Again God sent Elisha, Elijah’s successor, to heal Naaman, a Syrian military commander, and enemy of Israel. Naaman was afflicted with a disease, and Elisha instructed him to go wash in the Jordan River seven times and he would be healed. Naaman followed Elisha’s instruction and he was healed. This Syrian warmonger – an enemy of Israel, God healed. The love and mercy of God are without limit.
When Jesus reminded the people of Nazareth of this fact, they were not very enthusiastic to hear the message that the limitless mercy and love of God are present to all people, regardless of race, class, or gender. So enraged were they when they heard this message they tried to kill Jesus by driving him out of town and throwing him off a cliff. But Jesus does this cool thing and just passes through them and walks away.
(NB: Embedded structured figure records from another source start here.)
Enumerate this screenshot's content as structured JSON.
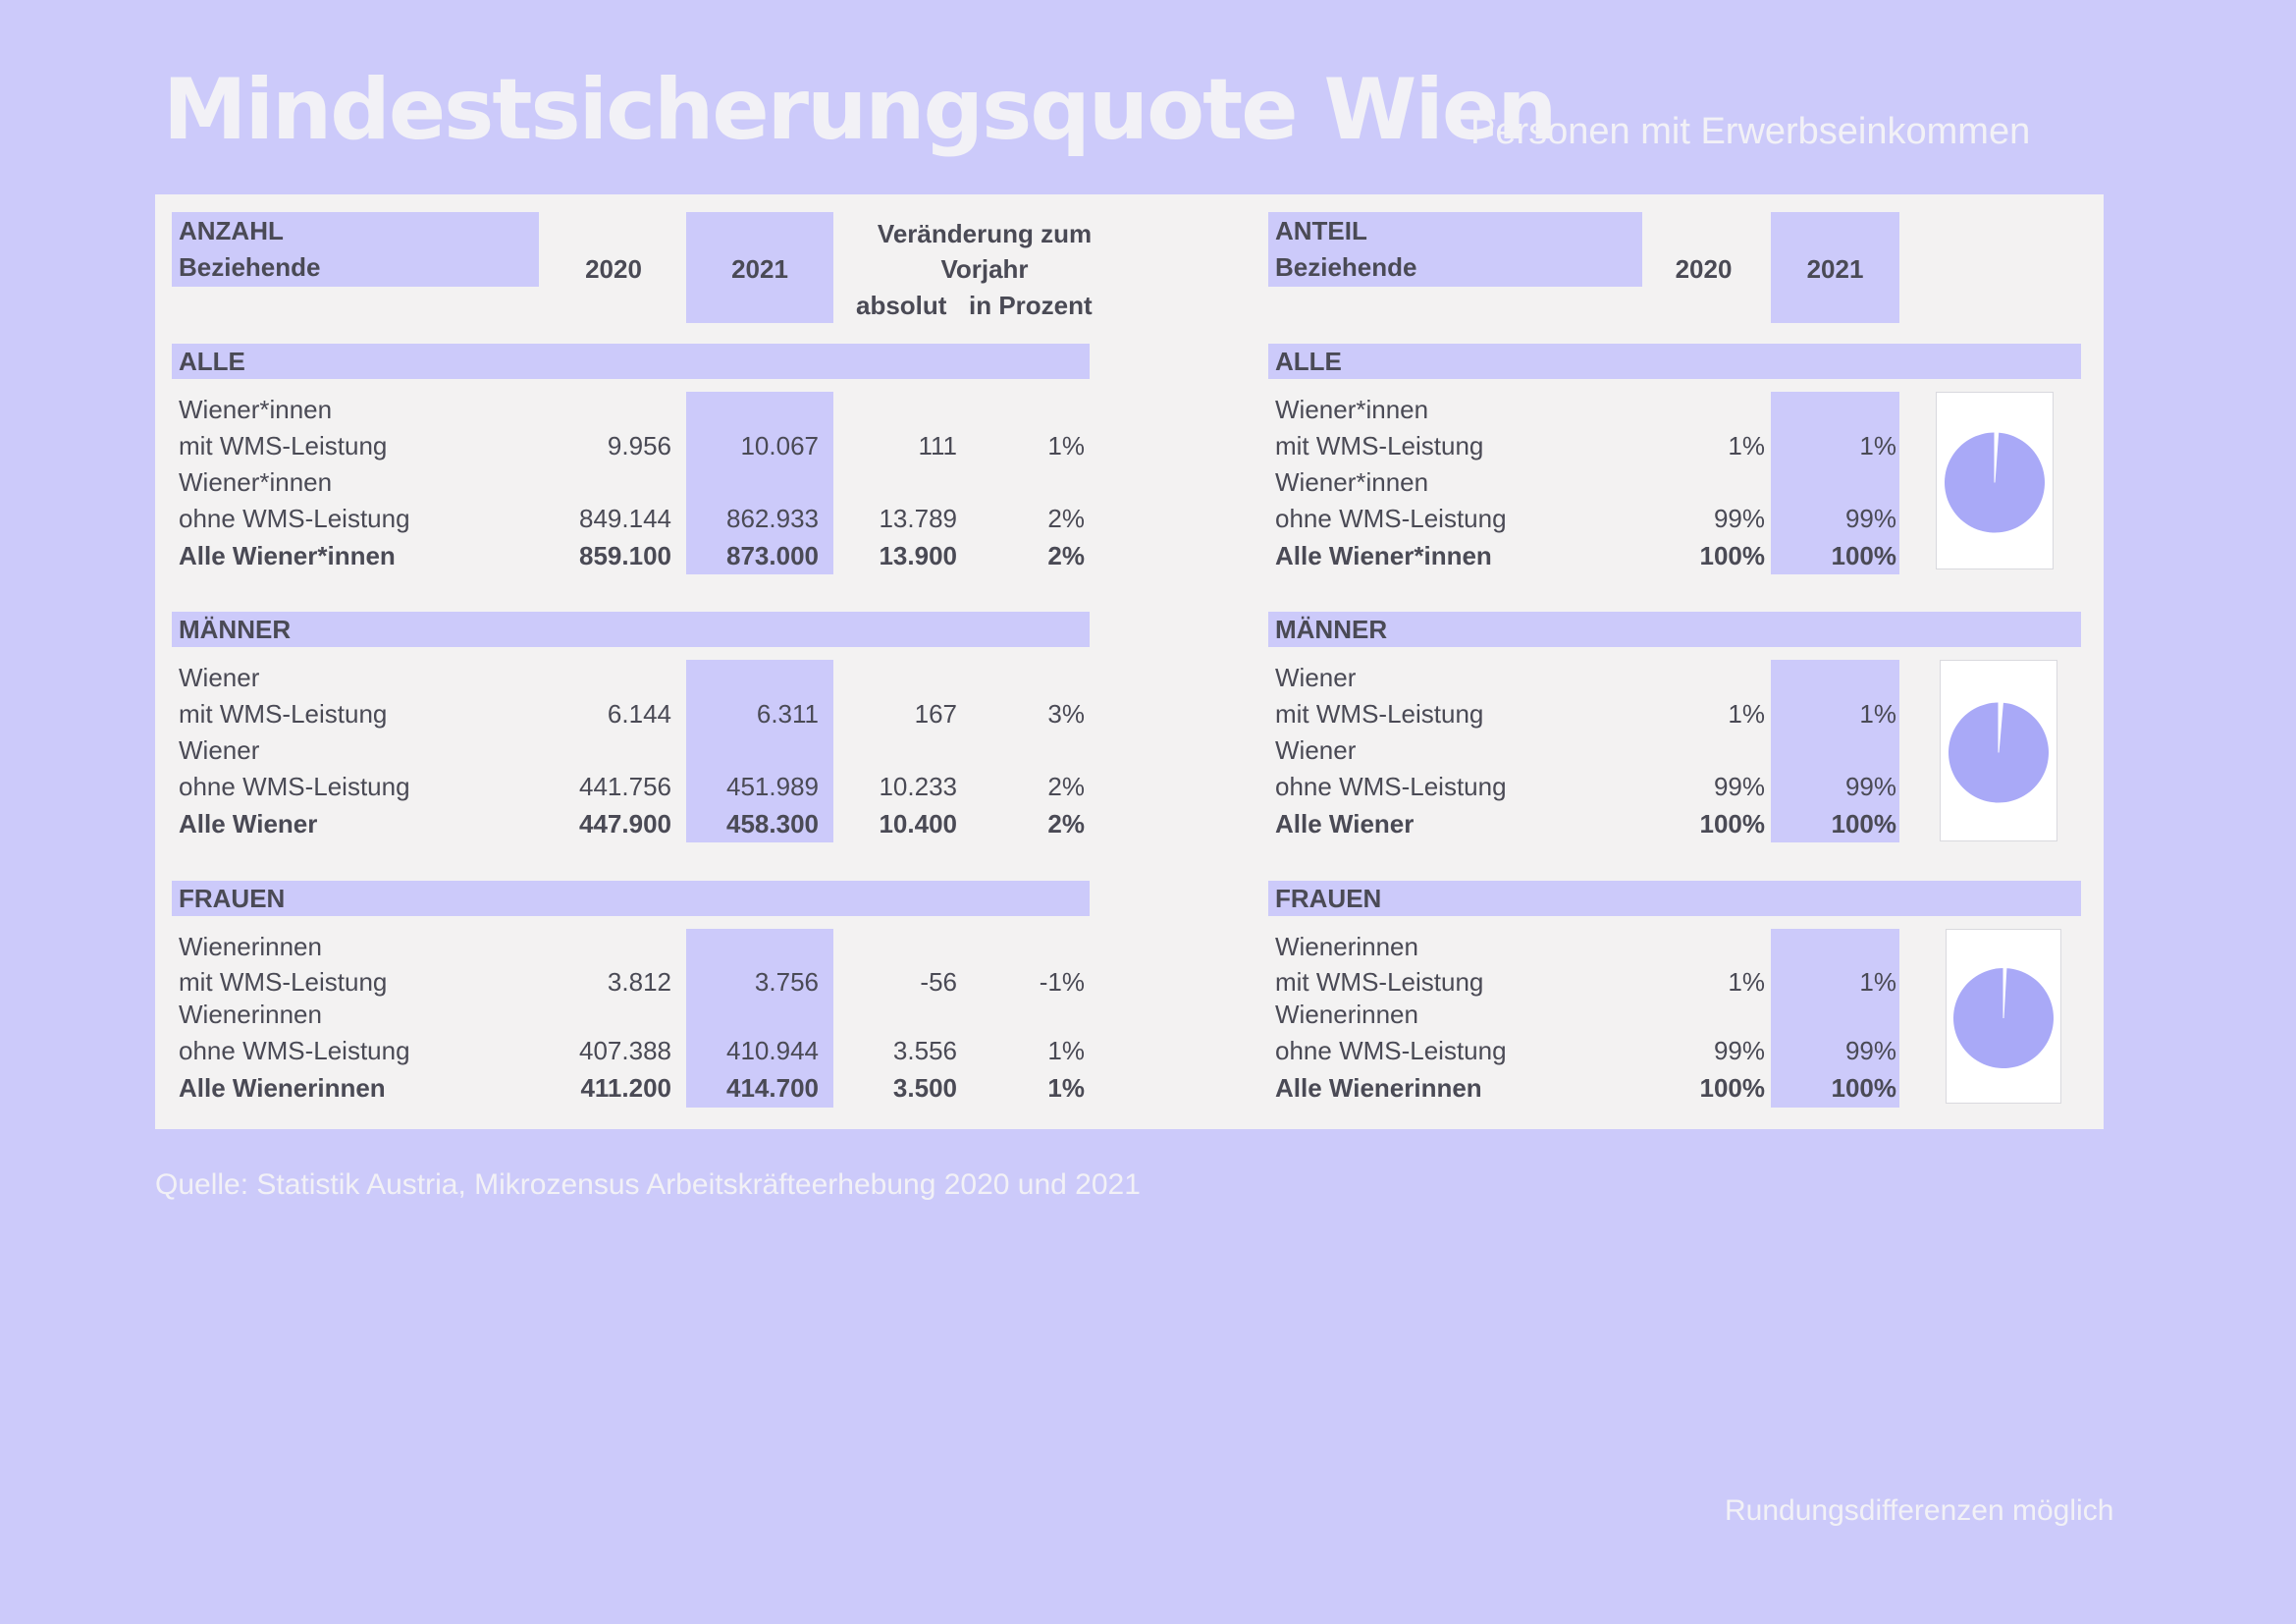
{
  "header": {
    "title": "Mindestsicherungsquote Wien",
    "subtitle": "Personen mit Erwerbseinkommen"
  },
  "left_table": {
    "head_label_1": "ANZAHL",
    "head_label_2": "Beziehende",
    "col_2020": "2020",
    "col_2021": "2021",
    "change_1": "Veränderung zum",
    "change_2": "Vorjahr",
    "col_abs": "absolut",
    "col_pct": "in Prozent"
  },
  "right_table": {
    "head_label_1": "ANTEIL",
    "head_label_2": "Beziehende",
    "col_2020": "2020",
    "col_2021": "2021"
  },
  "sections": [
    {
      "name": "ALLE",
      "rows": [
        {
          "l1": "Wiener*innen",
          "l2": "mit WMS-Leistung",
          "v2020": "9.956",
          "v2021": "10.067",
          "abs": "111",
          "pct": "1%",
          "s2020": "1%",
          "s2021": "1%"
        },
        {
          "l1": "Wiener*innen",
          "l2": "ohne WMS-Leistung",
          "v2020": "849.144",
          "v2021": "862.933",
          "abs": "13.789",
          "pct": "2%",
          "s2020": "99%",
          "s2021": "99%"
        },
        {
          "l2": "Alle Wiener*innen",
          "v2020": "859.100",
          "v2021": "873.000",
          "abs": "13.900",
          "pct": "2%",
          "s2020": "100%",
          "s2021": "100%"
        }
      ]
    },
    {
      "name": "MÄNNER",
      "rows": [
        {
          "l1": "Wiener",
          "l2": "mit WMS-Leistung",
          "v2020": "6.144",
          "v2021": "6.311",
          "abs": "167",
          "pct": "3%",
          "s2020": "1%",
          "s2021": "1%"
        },
        {
          "l1": "Wiener",
          "l2": "ohne WMS-Leistung",
          "v2020": "441.756",
          "v2021": "451.989",
          "abs": "10.233",
          "pct": "2%",
          "s2020": "99%",
          "s2021": "99%"
        },
        {
          "l2": "Alle Wiener",
          "v2020": "447.900",
          "v2021": "458.300",
          "abs": "10.400",
          "pct": "2%",
          "s2020": "100%",
          "s2021": "100%"
        }
      ]
    },
    {
      "name": "FRAUEN",
      "rows": [
        {
          "l1": "Wienerinnen",
          "l2": "mit WMS-Leistung",
          "v2020": "3.812",
          "v2021": "3.756",
          "abs": "-56",
          "pct": "-1%",
          "s2020": "1%",
          "s2021": "1%"
        },
        {
          "l1": "Wienerinnen",
          "l2": "ohne WMS-Leistung",
          "v2020": "407.388",
          "v2021": "410.944",
          "abs": "3.556",
          "pct": "1%",
          "s2020": "99%",
          "s2021": "99%"
        },
        {
          "l2": "Alle Wienerinnen",
          "v2020": "411.200",
          "v2021": "414.700",
          "abs": "3.500",
          "pct": "1%",
          "s2020": "100%",
          "s2021": "100%"
        }
      ]
    }
  ],
  "pies": [
    {
      "name": "ALLE",
      "share_with": 1.153,
      "color": "#a9a9f7"
    },
    {
      "name": "MÄNNER",
      "share_with": 1.377,
      "color": "#a9a9f7"
    },
    {
      "name": "FRAUEN",
      "share_with": 0.906,
      "color": "#a9a9f7"
    }
  ],
  "footer": {
    "source": "Quelle: Statistik Austria, Mikrozensus  Arbeitskräfteerhebung 2020 und 2021",
    "note": "Rundungsdifferenzen möglich"
  }
}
The crowd was angry because Jesus turned their idea of a God as Santa Claus upside down. “Santa Clause” God is a kind of God who rewards the good kids with toys and punishes the bad kids with lumps of coal. God isn’t Santa Claus! If you don't have a mature spirituality or an honest inner prayer life, you'll end up thinking God is Santa Claus, and the Gospel becomes a cheap novel of reward and punishment.
This has been a hard lesson for the church to learn. After Christianity became the established religion of the Roman Empire, the great biblical concepts of mercy, forgiveness, and God’s love gradually were controlled by formulas. Soon the Church created equations: this much sin results in this many years in purgatory or hell; this much penance results in this much time released from purgatory. Grace and forgiveness became juridical concepts instead of deep spiritual realizations.
The work of the priesthood became sin management and the church largely became a "worthiness attainment system" managed from clergy, instead of a transformational system awakening us from within. When forgiveness becomes a weighing and judging process, then those who are in charge can measure it, define who is in and who is out, find ways to earn it, and exclude the unworthy. But the church, thank God, is not how God works, because God is mercy, and God’s mercy is poured out upon everyone.
A priest recently wrote of his visit to the 9/11 Memorial at the site of the Twin Towers in New York City. He described the memorial - a huge waterfall drops down into the darkness of a lower pool the depth of which appears invisible to the human eye. For this priest, the 9/11 Memorial became a metaphor for God’s love: mercy eternally pouring into darkness, never stopping, always filling an empty space. That is exactly what God does, God pours out mercy upon us. The mercy and love of God is not contingent upon our fidelity, our good taste or even our common sense. The widow received it, Naaman received it, and today, that mercy flows to you. It is God’s gift, a gift that cannot be measured or compared, more valuable than any prized possession, and it is yours. Who will you share that mercy with today? AMEN.